# Trapdoor spider



## tashi (Dec 5, 2007)

Have brought this over here as I dont want to take another thread off topic 

Jamie do you have one of these ?? I find that sig pic fascinating of yours


----------



## Jamie (Feb 21, 2010)

Unfortunately I dont have one. There are a few species of spider that would be great to have but they are effectively pet holes! You never see them!

The beautiful Cobalt Blue (Haplopelma lividum)



And the monster that is the King Baboon (Citharischius crawshayi)



All stunning spiders, but will live in a burrow all day and you'll never see them


----------



## tashi (Dec 5, 2007)

Is there a reason for them having such fat legs ? dont think I have ever seen a spider with such fat legs


----------



## Jamie (Feb 21, 2010)

tashi said:


> Is there a reason for them having such fat legs ? dont think I have ever seen a spider with such fat legs


I'm not sure, but if I were to hazard a guess I would say it's because of their hunting technique. They rely on living in verticle holes with a trap door (lined with silk and web), they have to be soo quick that if they had thin spindly legs there would be more chance of prey escaping. 

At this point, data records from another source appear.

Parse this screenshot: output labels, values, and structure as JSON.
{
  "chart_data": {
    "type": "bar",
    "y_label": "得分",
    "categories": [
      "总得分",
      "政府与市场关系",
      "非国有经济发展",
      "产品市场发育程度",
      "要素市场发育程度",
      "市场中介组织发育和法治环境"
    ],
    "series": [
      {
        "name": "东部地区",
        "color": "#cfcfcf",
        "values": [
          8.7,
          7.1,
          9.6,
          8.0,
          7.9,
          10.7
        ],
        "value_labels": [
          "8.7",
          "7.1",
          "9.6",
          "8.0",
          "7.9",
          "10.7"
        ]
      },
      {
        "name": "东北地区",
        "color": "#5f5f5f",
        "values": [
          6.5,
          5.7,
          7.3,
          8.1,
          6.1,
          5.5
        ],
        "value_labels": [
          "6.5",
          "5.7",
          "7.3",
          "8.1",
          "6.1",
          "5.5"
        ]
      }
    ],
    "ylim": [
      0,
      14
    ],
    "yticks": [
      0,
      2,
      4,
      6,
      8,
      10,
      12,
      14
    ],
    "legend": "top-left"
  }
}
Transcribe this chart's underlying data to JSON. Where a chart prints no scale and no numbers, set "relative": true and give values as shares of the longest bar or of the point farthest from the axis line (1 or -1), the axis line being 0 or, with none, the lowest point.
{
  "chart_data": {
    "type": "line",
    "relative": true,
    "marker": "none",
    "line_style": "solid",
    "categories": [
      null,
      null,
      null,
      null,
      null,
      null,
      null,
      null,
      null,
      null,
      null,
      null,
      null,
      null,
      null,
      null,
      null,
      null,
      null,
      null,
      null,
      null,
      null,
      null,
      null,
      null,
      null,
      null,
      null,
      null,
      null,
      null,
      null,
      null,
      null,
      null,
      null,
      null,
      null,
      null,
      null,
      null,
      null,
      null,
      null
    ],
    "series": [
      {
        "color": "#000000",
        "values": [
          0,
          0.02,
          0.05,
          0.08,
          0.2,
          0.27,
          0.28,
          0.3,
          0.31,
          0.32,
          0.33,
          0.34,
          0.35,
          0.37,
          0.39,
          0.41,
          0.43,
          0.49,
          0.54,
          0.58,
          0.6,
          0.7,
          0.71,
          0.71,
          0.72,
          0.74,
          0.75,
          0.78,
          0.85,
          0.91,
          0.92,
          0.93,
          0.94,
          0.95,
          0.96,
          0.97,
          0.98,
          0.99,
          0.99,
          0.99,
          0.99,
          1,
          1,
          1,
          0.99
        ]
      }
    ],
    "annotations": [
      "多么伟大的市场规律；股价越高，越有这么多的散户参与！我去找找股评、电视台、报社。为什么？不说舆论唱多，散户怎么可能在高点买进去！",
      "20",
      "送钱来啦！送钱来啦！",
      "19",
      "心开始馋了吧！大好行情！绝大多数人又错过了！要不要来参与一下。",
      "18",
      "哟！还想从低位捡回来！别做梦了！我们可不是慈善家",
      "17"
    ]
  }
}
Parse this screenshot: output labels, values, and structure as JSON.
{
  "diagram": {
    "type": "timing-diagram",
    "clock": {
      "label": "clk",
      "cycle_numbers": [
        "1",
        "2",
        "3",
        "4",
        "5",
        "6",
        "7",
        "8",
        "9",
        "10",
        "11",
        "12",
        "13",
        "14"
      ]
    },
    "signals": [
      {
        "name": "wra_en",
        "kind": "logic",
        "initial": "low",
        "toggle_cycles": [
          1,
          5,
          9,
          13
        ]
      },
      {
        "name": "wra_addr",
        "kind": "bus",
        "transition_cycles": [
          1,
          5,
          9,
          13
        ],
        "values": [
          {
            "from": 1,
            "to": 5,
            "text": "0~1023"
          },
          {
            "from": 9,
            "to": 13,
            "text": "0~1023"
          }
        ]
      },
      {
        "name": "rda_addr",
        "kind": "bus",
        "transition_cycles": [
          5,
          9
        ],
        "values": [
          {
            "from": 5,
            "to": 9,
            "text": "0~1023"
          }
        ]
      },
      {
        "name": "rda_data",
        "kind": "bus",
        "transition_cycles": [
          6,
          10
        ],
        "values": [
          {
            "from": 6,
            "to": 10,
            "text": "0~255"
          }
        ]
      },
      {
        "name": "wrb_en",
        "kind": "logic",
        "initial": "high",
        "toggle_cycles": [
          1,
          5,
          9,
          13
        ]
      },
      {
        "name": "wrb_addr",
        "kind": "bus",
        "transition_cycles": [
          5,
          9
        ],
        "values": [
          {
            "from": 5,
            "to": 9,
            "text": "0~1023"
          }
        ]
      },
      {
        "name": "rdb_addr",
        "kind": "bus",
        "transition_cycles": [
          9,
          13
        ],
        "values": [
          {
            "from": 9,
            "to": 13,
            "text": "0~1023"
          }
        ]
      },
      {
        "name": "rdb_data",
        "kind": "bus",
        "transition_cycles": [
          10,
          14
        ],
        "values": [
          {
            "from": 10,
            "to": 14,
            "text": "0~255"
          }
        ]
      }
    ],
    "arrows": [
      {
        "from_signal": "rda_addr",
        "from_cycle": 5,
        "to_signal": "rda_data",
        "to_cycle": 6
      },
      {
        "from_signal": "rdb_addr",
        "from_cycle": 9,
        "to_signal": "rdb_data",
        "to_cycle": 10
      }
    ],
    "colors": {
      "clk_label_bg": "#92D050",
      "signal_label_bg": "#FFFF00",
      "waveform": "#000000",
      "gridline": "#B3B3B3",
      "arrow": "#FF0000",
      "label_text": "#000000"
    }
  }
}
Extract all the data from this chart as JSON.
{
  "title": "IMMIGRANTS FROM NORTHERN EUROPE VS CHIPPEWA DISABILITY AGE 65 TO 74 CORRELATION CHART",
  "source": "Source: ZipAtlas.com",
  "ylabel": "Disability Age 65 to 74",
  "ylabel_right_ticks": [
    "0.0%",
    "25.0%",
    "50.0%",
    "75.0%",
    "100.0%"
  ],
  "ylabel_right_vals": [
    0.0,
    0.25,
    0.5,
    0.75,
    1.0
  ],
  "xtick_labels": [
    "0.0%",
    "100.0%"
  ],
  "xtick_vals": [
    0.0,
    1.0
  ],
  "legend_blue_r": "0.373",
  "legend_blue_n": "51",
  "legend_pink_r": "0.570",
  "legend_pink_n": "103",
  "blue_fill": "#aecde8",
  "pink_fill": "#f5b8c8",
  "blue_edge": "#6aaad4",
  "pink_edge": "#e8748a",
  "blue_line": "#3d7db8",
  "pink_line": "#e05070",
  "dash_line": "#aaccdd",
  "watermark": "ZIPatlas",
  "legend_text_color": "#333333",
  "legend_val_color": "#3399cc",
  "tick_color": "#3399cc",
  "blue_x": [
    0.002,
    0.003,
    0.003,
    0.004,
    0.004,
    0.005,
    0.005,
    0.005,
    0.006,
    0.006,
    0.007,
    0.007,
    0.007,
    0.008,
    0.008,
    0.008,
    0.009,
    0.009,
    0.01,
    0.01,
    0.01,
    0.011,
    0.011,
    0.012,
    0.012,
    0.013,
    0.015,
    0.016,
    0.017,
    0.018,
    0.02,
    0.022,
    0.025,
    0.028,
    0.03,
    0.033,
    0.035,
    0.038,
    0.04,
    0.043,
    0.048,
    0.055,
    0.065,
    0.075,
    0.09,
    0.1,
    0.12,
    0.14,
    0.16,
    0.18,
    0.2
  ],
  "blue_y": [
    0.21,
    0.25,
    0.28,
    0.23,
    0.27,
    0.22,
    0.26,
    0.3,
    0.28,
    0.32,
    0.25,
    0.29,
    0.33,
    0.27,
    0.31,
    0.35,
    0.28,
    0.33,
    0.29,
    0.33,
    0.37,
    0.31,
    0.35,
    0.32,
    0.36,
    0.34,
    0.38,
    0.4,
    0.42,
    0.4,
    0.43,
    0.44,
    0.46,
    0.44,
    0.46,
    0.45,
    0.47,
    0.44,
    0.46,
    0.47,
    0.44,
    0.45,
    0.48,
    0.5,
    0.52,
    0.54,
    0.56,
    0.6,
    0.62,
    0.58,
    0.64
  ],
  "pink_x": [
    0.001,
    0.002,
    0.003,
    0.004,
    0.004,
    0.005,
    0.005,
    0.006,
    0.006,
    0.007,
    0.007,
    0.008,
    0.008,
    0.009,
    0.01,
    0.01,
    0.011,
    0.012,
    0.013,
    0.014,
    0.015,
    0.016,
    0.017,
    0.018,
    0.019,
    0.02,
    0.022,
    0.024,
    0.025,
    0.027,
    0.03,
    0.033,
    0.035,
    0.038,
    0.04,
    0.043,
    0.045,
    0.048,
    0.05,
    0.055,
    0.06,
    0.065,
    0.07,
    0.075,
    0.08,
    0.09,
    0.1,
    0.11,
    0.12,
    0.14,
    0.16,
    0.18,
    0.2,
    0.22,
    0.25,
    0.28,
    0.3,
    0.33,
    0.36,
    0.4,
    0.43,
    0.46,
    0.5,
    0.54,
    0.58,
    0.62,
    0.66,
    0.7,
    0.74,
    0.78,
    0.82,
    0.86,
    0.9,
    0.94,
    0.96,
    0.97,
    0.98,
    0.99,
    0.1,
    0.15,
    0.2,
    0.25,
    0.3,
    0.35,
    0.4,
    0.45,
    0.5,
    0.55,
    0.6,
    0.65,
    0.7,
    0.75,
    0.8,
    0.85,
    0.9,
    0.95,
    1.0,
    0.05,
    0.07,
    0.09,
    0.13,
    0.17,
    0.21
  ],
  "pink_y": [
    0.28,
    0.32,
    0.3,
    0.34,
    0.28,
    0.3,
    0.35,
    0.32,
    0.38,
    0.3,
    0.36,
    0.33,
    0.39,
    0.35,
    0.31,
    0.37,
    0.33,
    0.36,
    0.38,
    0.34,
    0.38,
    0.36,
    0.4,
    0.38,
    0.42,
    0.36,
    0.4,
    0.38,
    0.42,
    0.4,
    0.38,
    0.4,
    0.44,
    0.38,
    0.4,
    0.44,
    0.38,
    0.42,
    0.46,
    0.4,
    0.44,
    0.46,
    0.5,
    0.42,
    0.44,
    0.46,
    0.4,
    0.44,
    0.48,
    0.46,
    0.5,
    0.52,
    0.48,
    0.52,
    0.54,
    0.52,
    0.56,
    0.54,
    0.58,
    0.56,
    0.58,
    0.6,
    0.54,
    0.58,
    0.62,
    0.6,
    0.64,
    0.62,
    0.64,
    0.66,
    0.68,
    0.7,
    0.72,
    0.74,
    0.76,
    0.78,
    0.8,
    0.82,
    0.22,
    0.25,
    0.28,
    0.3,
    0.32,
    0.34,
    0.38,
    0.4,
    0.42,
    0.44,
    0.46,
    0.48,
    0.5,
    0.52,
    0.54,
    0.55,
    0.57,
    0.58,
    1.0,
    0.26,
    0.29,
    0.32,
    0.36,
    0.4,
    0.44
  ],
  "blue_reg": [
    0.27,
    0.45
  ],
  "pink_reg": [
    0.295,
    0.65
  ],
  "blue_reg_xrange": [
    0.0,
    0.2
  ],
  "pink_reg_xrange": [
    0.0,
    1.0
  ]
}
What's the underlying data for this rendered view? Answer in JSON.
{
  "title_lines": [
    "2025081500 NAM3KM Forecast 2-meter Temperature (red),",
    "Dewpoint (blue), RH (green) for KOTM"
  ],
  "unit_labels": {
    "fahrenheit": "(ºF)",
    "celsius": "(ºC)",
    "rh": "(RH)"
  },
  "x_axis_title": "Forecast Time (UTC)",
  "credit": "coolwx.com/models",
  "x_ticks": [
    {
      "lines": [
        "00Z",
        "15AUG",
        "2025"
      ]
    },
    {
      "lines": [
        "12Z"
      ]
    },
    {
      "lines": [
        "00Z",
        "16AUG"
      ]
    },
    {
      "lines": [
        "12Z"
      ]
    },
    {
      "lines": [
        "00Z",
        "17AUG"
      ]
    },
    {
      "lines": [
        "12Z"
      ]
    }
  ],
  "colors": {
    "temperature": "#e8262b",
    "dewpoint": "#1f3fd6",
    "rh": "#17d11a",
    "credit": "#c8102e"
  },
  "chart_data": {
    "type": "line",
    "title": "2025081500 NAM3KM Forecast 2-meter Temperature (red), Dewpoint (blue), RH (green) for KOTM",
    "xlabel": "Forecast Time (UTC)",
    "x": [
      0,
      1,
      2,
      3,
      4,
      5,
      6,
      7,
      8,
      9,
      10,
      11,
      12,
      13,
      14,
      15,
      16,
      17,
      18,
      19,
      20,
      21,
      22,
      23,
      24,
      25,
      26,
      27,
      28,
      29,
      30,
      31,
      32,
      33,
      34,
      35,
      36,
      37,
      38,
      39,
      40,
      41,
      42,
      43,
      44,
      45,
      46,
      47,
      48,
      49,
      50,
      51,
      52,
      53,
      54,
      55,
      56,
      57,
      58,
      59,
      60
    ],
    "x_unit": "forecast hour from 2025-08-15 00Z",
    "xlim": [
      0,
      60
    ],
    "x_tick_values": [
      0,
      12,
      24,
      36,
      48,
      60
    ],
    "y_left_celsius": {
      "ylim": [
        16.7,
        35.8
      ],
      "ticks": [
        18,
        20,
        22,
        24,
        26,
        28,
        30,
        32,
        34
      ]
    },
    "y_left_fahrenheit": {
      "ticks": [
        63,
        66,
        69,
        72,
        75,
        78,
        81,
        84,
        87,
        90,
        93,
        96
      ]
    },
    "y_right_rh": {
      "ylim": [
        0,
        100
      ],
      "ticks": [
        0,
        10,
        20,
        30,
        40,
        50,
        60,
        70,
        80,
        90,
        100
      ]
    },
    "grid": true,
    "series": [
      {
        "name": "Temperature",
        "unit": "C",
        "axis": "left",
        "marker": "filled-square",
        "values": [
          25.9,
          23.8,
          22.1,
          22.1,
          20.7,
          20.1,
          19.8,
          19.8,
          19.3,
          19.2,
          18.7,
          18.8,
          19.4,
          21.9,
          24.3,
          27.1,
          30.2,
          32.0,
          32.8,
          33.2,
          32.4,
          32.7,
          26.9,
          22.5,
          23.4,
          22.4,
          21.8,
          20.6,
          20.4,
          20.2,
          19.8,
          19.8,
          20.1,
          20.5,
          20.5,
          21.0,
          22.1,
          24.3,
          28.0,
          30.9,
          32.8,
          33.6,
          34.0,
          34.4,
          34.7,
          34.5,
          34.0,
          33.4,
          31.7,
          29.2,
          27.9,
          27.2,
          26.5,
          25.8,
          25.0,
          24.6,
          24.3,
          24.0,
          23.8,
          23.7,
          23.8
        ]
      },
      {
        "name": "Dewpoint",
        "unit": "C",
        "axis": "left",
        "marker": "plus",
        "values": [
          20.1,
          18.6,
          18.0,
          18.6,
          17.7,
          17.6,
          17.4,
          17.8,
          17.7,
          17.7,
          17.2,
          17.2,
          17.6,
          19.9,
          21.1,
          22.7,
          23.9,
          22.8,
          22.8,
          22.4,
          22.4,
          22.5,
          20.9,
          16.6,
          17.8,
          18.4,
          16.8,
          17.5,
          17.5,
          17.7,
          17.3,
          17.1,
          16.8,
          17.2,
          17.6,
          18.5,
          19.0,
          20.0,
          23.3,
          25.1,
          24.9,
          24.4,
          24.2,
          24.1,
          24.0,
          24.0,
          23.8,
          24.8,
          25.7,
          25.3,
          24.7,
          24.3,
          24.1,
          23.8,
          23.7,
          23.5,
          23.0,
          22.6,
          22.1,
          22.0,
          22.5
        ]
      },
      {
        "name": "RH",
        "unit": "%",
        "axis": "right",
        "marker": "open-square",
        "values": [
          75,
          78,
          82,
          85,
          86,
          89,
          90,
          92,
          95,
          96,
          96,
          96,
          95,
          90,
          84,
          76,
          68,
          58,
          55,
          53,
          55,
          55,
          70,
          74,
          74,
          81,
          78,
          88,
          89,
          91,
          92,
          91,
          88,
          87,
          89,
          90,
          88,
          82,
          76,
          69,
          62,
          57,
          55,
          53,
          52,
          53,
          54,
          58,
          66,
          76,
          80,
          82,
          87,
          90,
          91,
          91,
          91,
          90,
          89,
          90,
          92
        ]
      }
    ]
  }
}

Although thats just speculation on my part


----------



## tashi (Dec 5, 2007)

Thanks for that, hopefully we will have some more info posted about them - find that little clip quite interesting


----------



## Jamie (Feb 21, 2010)

If you wanna see the Cobalt Blue hunting, turn your volume up and click on the link below...


----------



## tashi (Dec 5, 2007)

Now you got me watching links of others lol, quite interesting to watch them 'hunting' still couldnt hold any spider though


----------



## Jamie (Feb 21, 2010)

tashi said:


> Now you got me watching links of others lol, quite interesting to watch them 'hunting' still couldnt hold any spider though


I bet you could hold my Chile Rose tarantula, apart from being the most docile species of tarantula, _she_ is the most docile tarantula I've ever seen....ever!


----------



## tashi (Dec 5, 2007)

Hmmm dont know, I do know that like with dogs you shouldnt show fear and jump backwards but would take a lot to hold her, how long do they live ?


----------



## Jamie (Feb 21, 2010)

Depends on the species and how much they're fed. But a female Mexican Red Knee can live up to 30 years, a male maybe 5 years!


----------



## Jamie (Feb 21, 2010)




----------



## metame (Sep 25, 2009)

Jamie said:


> If you wanna see the Cobalt Blue hunting, turn your volume up and click on the link below...


thats awesome!


----------



## Guest (Jun 22, 2011)

That dam spider makes me jump every time :lol: 

Have you got spiders, Tashi? xxxx


----------



## Mese (Jun 5, 2008)

I love these really big spiders ... its the little house ones that make my flesh crawl


----------



## metame (Sep 25, 2009)

Mese said:


> I love these really big spiders ... its the little house ones that make my flesh crawl


i'm sure thats backwards :lol:


----------



## Cassia (May 28, 2011)

Jamie said:


> Unfortunately I dont have one. There are a few species of spider that would be great to have but they are effectively pet holes! You never see them!
> 
> The beautiful Cobalt Blue (Haplopelma lividum)
> 
> ...


I don't even really like spiders but that colbalt blue is beautiful!


----------



## Guest (Jun 22, 2011)

Cassia said:


> I don't even really like spiders but that colbalt blue is beautiful!


I very much wanted one but I couldn't find any :nonod: xxxxx


----------



## bagpuss4 (Mar 7, 2011)

Hate spiders ever since i went to peru and got a huge hairy tarantula on my foot !


----------



## Jamie (Feb 21, 2010)

Eroswoof said:


> I very much wanted one but I couldn't find any :nonod: xxxxx


They're awesome T's but you would never see it! and it's not one to be handled as it's an aggressive species. They come form Asia


----------



## metame (Sep 25, 2009)

Jamie said:


> They're awesome T's but you would never see it! and it's not one to be handled as it's an aggressive species. *They come form Asia *


you say that either as if you are proud to know it OR as if it explains your previous statement :lol:

re: trapdoor spider... does it actually have any legs on the back end of its body or are they all at the foront? that may be a stupid question, sorry


----------